Comme l'ont souligné Duhem et Popper, lorsqu'elle fut incorporée dans le système de la mécanique newtonienne, la troisième loi de Kepler subit une modification : « a3/T2 = constante » devint « a3/T2 = mi + mj » (où « mi » et « mj » désignent les masses respectivement du Soleil et d'une planète du système solaire). La première formulation est une bonne approximation de la seconde sous réserve de l'une ou l'autre de deux idéalisations possibles : (a) que toutes les planètes ont la même masse ou (b) que leur masse peut être ignorée (ou tenue pour nulle) ; (a) est fausse et (b) est incompatible avec la loi de la gravitation universelle car un corps de masse nulle ne peut entrer dans des interactions gravitationnelles. Comme la loi de la gravitation universelle fait partie des principes grâce auxquels la troisième loi de Kepler peut être expliquée (dans le système newtonien), la formulation originale doit être révisée. Les lois de la nature sont donc sous le contrôle « ascendant » des observations et « descendant » des lois plus générales.

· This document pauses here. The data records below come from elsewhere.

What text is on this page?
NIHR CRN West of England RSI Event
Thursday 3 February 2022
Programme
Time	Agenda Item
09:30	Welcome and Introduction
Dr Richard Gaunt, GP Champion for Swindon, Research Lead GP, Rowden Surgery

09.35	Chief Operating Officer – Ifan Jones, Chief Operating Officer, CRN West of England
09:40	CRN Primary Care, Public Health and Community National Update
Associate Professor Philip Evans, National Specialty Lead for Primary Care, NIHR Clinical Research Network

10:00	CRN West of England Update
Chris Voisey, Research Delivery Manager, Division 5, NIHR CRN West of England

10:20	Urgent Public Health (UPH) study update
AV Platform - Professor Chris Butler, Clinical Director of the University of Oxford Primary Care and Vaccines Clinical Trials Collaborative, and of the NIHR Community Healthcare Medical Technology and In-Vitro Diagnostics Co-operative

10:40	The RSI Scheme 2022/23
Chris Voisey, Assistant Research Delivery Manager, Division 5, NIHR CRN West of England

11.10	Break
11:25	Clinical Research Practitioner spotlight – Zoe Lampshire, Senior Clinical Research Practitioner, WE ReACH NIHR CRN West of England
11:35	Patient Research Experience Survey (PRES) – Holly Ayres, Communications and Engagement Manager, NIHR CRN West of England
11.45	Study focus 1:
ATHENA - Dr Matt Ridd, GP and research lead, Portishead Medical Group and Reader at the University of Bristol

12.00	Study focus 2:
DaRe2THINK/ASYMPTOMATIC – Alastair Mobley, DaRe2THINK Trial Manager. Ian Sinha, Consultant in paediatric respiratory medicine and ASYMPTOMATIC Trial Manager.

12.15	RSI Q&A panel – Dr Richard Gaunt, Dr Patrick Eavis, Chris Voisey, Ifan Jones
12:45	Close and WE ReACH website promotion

La formation des hypothèses nomologiques universelles est un mystère logique. On ne peut évidemment pas les déduire des faits expérimentaux ou des phénomènes observables. Le problème de la formation des hypothèses nomologiques est ce qu'on nomme depuis le philosophe anglais du xviiie siècle, David Hume, le problème de l'induction ou de l'inférence non démonstrative. Nous n'examinons directement qu'un échantillon fini (ou petit) de cas observés ; nous « projetons » (ind […]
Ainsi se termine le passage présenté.